Giovanni Cioni è un viaggiatore perpetuo, un esploratore che letteralmente raccoglie lungo il suo percorso appunti su appunti, usando la pagina come deposito concreto di un archivio asistematico di materiali dai quali sempre inizia il lavoro di ogni suo film. Non la time-line con le clip pronte per la costruzione del film sullo schermo: è la pagina bianca il primo palinsesto, la prima superficie operativa dove Cioni dispone e monta i primi materiali del film. Non di rado alla matita si aggiunge la videocamera, alle annotazioni scritte si aggiungono quelle registrate in immagini, in un accumulo di segni e di codici che sarà poi la fase del montaggio a risemantizzare in un nuovo sistema di rapporti pianificati dalle libere associazioni di un pensiero non-lineare. Per questa natura reticolare e sferica dei film di Giovanni Cioni, i metodi canonici di analisi ed esposizione attraverso lo strumento della citazione frammentaria sono per lo più inutilizzabili, perché recidere e sradicare la parte dalla rete alla quale essa è collegata equivarrebbe a condannarla a una conseguente e inevitabile desemantizzazione. È il caso di Temoins, Lisbonne, Aout 00 (2003), film nato come raccolta d’appunti audiovisivi sparsi registrati durante l’esplorazione errante della città di Lisbona e solo successivamente riaggregati intorno a un filo narrativo parzialmente finzionale. Il film conserva la forma frammentaria e centrifuga del taccuino, tanto che la parola, che nella colonna sonora è quasi ridotta a trama acustica, diventa immagine tra le immagini grazie al recupero dell’elemento primordiale cartello/didascalia.
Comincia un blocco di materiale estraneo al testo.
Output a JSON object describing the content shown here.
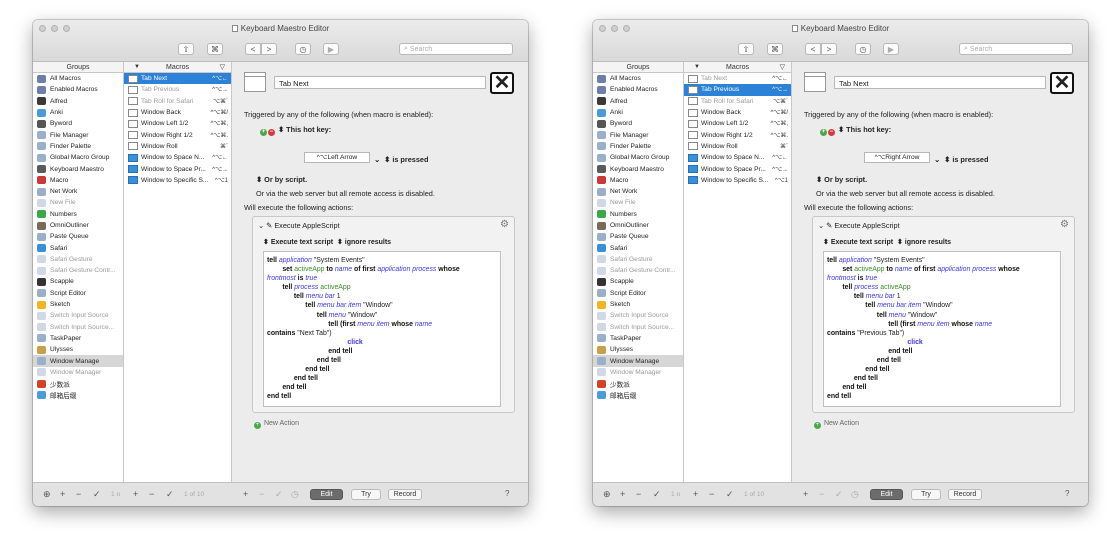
{
  "title": "Keyboard Maestro Editor",
  "toolbar": {
    "share": "⇧",
    "cmd": "⌘",
    "back": "<",
    "forward": ">",
    "history": "◷",
    "play": "▶",
    "search_placeholder": "Search"
  },
  "columns": {
    "groups": "Groups",
    "macros": "Macros"
  },
  "groups": [
    {
      "label": "All Macros",
      "color": "#6b7fa8",
      "dim": false
    },
    {
      "label": "Enabled Macros",
      "color": "#6b7fa8",
      "dim": false
    },
    {
      "label": "Alfred",
      "color": "#3a3a3a",
      "dim": false
    },
    {
      "label": "Anki",
      "color": "#4b9bd8",
      "dim": false
    },
    {
      "label": "Byword",
      "color": "#555555",
      "dim": false
    },
    {
      "label": "File Manager",
      "color": "#9ab0c8",
      "dim": false
    },
    {
      "label": "Finder Palette",
      "color": "#9ab0c8",
      "dim": false
    },
    {
      "label": "Global Macro Group",
      "color": "#9ab0c8",
      "dim": false
    },
    {
      "label": "Keyboard Maestro",
      "color": "#5b5b5b",
      "dim": false
    },
    {
      "label": "Macro",
      "color": "#c83a3a",
      "dim": false
    },
    {
      "label": "Net Work",
      "color": "#9ab0c8",
      "dim": false
    },
    {
      "label": "New File",
      "color": "#cfd8e4",
      "dim": true
    },
    {
      "label": "Numbers",
      "color": "#3aa84a",
      "dim": false
    },
    {
      "label": "OmniOutliner",
      "color": "#7a6a5a",
      "dim": false
    },
    {
      "label": "Paste Queue",
      "color": "#9ab0c8",
      "dim": false
    },
    {
      "label": "Safari",
      "color": "#3b8fd8",
      "dim": false
    },
    {
      "label": "Safari Gesture",
      "color": "#cfd8e4",
      "dim": true
    },
    {
      "label": "Safari Gesture Contr...",
      "color": "#cfd8e4",
      "dim": true
    },
    {
      "label": "Scapple",
      "color": "#333333",
      "dim": false
    },
    {
      "label": "Script Editor",
      "color": "#9ab0c8",
      "dim": false
    },
    {
      "label": "Sketch",
      "color": "#f0b429",
      "dim": false
    },
    {
      "label": "Switch Input Source",
      "color": "#cfd8e4",
      "dim": true
    },
    {
      "label": "Switch Input Source...",
      "color": "#cfd8e4",
      "dim": true
    },
    {
      "label": "TaskPaper",
      "color": "#9ab0c8",
      "dim": false
    },
    {
      "label": "Ulysses",
      "color": "#c8a04a",
      "dim": false
    },
    {
      "label": "Window Manage",
      "color": "#9ab0c8",
      "dim": false
    },
    {
      "label": "Window Manager",
      "color": "#cfd8e4",
      "dim": true
    },
    {
      "label": "少数派",
      "color": "#d0432a",
      "dim": false
    },
    {
      "label": "邮箱后缀",
      "color": "#4b9bd8",
      "dim": false
    }
  ],
  "selected_group": "Window Manage",
  "macros": [
    {
      "label": "Tab Next",
      "hotkey": "^⌥←",
      "blue": false
    },
    {
      "label": "Tab Previous",
      "hotkey": "^⌥→",
      "blue": false
    },
    {
      "label": "Tab Roll for Safari",
      "hotkey": "⌥⌘`",
      "blue": false
    },
    {
      "label": "Window Back",
      "hotkey": "^⌥⌘/",
      "blue": false
    },
    {
      "label": "Window Left 1/2",
      "hotkey": "^⌥⌘,",
      "blue": false
    },
    {
      "label": "Window Right 1/2",
      "hotkey": "^⌥⌘.",
      "blue": false
    },
    {
      "label": "Window Roll",
      "hotkey": "⌘`",
      "blue": false
    },
    {
      "label": "Window to Space N...",
      "hotkey": "^⌥←",
      "blue": true
    },
    {
      "label": "Window to Space Pr...",
      "hotkey": "^⌥→",
      "blue": true
    },
    {
      "label": "Window to Specific S...",
      "hotkey": "^⌥1",
      "blue": true
    }
  ],
  "bottom": {
    "groups_count": "1 o",
    "macros_count": "1 of 10",
    "edit": "Edit",
    "try": "Try",
    "record": "Record",
    "help": "?"
  },
  "common": {
    "triggered": "Triggered by any of the following (when macro is enabled):",
    "this_hot_key": "This hot key:",
    "is_pressed": "is pressed",
    "or_by_script": "Or by script.",
    "web_server": "Or via the web server but all remote access is disabled.",
    "will_execute": "Will execute the following actions:",
    "action_title": "Execute AppleScript",
    "exec_text": "Execute text script",
    "ignore_results": "ignore results",
    "new_action": "New Action"
  },
  "editors": [
    {
      "selected_macro_index": 0,
      "macro_name": "Tab Next",
      "hotkey": "^⌥Left Arrow",
      "menu_item": "Next Tab"
    },
    {
      "selected_macro_index": 1,
      "macro_name": "Tab Next",
      "hotkey": "^⌥Right Arrow",
      "menu_item": "Previous Tab"
    }
  ],
  "script": {
    "w_tell": "tell",
    "w_application": "application",
    "s_system_events": "\"System Events\"",
    "w_set": "set",
    "v_activeApp": "activeApp",
    "w_to": "to",
    "w_name": "name",
    "w_of_first": "of first",
    "w_application_process": "application process",
    "w_whose": "whose",
    "w_frontmost": "frontmost",
    "w_is": "is",
    "w_true": "true",
    "w_process": "process",
    "w_menu_bar": "menu bar",
    "n_1": "1",
    "w_menu_bar_item": "menu bar item",
    "s_window": "\"Window\"",
    "w_menu": "menu",
    "w_tell_first": "tell (first",
    "w_menu_item": "menu item",
    "w_contains": "contains",
    "w_click": "click",
    "w_end_tell": "end tell"
  }
}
Cinema del frammento, il cinema di Cioni non si limita al diarismo puro: tanto il corpo del film viene dall’assemblaggio di pezzi (disomogenei e disarmonici per progetto), quanto la materia del discorso vi si produce per la sovrapposizione di numerosi strati che si accumulano in trasparenza l’uno sull’altro, senza mai elidersi reciprocamente. Sulla persona – “l’attore sociale” – Cioni sovrascrive un personaggio teatrale o letterario (un personaggio dell’Odissea, una figura mitica da un romanzo di Salgari, il doppio fittizio dell’”attore sociale” protagonista) in modo che esso sia trasfigurato senza perdere la sua originaria identità. Il montaggio tra queste due “superifici identitarie” produce l’apparizione di un’identità terza, un’immagine dialetticamente critica ed esorbitante. Così pure sull’immagine documentale della situazione reale Cioni fa in modo che si incrosti un’allucinazione che conduce alla fine all’allusione/citazione critica di un extra-testo3. Così Nous autres (2003) – ritratto fuori norma di due esuli ebrei a Bruxelles – e Gli intrepidi (2013) – fantasmagoria adolescenzial-diaristica sull’immaginario salgariano – sembrano gli estremi opposti di un medesimo movimento: nel processo di sovrascrittura dell’immaginario (letterario/teatrale) al reale e, all’inverso, di scoperta del reale dentro il fittizio, accostando e facendo risuonare gli uni con gli altri, istrioni di professione e “attori sociali”, Cioni usa il montaggio digitale come traduttore simultaneo di un pensiero che procede associando brutalmente pezzi iconici, frammenti culturali, brandelli biografici «lontani e giusti»4. Il risultato è una prosa cinematografica sempre tendente alla stilizzazione poetica che non evita mai di mostrarsi come congerie di frammenti raccolti lungo un percorso di ricerca. Il film non è che l’ipotesi di una collezione ordinata in sistema dei frammenti legati a loro volta in raccolte simili a costellazioni.

Il “montaggio virtuale” è dunque il processo che serve a Cioni per superare l’idiosincrasia del singolo pezzo e costruire la mappa del film disegnata dalle decine di relazioni e riferimenti, dai confronti e dalle allusioni, dai rimandi, le ripetizioni e le contraddizioni che tengono insieme i frammenti.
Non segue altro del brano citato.